Economic Indicators Update
| GMT | Ccy | Events | Actual | Forecast | Previous | Revised |
|---|---|---|---|---|---|---|
| 23:50 | JPY | Monetary Base Y/Y Dec | 7.80% | 9.00% | 8.90% | |
| 05:00 | JPY | Consumer Confidence Index Dec | 37.2 | 36.6 | 36.1 | |
| 07:00 | EUR | Germany Retail Sales M/M Nov | -2.50% | -0.50% | 1.10% | |
| 09:30 | GBP | Construction PMI Dec | 46.8 | 46.1 | 45.5 | |
| 10:00 | EUR | Eurozone CPI Y/Y Dec P | 2.90% | 3.00% | 2.40% | |
| 10:00 | EUR | Eurozone CPI Core Y/Y Dec P | 3.40% | 3.40% | 3.60% | |
| 10:00 | EUR | Eurozone PPI M/M Nov | -0.30% | -0.10% | 0.20% | 0.30% |
| 10:00 | EUR | Eurozone PPI Y/Y Nov | -8.80% | -8.70% | -9.40% | |
| 13:30 | USD | Nonfarm Payrolls Dec | 216K | 168K | 199K | 173K |
| 13:30 | USD | Unemployment Rate Dec | 3.70% | 3.80% | 3.70% | |
| 13:30 | USD | Average Hourly Earnings M/M Dec | 0.40% | 0.30% | 0.40% | |
| 13:30 | CAD | Net Change in Employment Dec | 0.1K | 13.2K | 24.9K | |
| 13:30 | CAD | Unemployment Rate Dec | 5.80% | 5.90% | 5.80% | |
| 15:00 | USD | ISM Services PMI Dec | 52.7 | 52.7 | ||
| 15:00 | USD | Factory Orders M/M Nov | 2.30% | -3.60% | ||
| 15:00 | CAD | Ivey PMI Dec | 55 | 54.7 |
Canada’s employment rises 0.1k in Dec, vs exp 13.2k
Canada's employment rose 0.1k in December, well below expectation of 13.2k.
Employment rate fell -0.2% to 61.6%. Unemployment rate was unchanged at 5.8%. Participation rate fell -0.2% to 65.4%. Total hours worked rose 0.4% mom , 1.7% yoy.
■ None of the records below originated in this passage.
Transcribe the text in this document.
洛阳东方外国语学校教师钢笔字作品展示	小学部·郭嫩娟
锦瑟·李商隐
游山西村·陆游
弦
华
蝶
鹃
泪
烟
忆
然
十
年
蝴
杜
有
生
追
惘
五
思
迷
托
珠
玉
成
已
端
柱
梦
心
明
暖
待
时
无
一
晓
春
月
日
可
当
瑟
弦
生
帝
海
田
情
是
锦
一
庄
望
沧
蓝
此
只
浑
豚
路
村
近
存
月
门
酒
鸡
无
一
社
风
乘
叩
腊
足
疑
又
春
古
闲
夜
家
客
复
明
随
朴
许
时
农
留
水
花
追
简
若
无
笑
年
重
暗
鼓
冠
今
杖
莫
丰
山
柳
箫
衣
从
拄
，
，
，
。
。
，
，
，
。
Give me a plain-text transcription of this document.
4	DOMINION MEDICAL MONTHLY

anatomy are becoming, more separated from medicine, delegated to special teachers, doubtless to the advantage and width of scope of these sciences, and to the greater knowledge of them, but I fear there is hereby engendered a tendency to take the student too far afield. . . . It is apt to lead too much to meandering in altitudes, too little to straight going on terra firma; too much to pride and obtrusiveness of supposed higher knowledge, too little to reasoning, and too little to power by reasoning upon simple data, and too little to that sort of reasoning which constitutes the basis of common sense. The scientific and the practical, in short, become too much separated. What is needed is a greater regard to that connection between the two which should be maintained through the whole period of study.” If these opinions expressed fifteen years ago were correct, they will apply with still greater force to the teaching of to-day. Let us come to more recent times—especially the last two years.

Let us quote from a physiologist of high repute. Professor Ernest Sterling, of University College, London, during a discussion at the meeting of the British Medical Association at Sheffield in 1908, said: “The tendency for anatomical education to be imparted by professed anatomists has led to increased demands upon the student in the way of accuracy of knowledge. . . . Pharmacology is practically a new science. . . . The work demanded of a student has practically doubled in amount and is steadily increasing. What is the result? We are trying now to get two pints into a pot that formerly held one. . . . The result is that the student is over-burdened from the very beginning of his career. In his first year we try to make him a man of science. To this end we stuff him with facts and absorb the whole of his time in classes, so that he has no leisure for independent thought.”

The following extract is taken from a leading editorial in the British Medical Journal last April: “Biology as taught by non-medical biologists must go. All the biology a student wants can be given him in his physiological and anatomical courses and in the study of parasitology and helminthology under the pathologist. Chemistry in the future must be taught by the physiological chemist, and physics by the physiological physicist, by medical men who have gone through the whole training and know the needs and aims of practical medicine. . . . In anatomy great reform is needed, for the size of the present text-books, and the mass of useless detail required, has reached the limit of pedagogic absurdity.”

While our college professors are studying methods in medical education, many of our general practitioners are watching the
Average hourly wages rose 5.4% yoy.
US NFP rises 216k, unemployment rate unchanged at 3.7%
US non-farm payroll employment grew 216k in December, above expectation of 168k. Unemployment rate was unchanged at 3.7%, below expectation of a rise to 3.8%. Participation rate fell from 62.8% to 62.5%. Average hourly earnings rose 0.4% mom, above expectation of 0.3% mom. Over the past 12 months, average hourly earnings increased 4.1% yoy.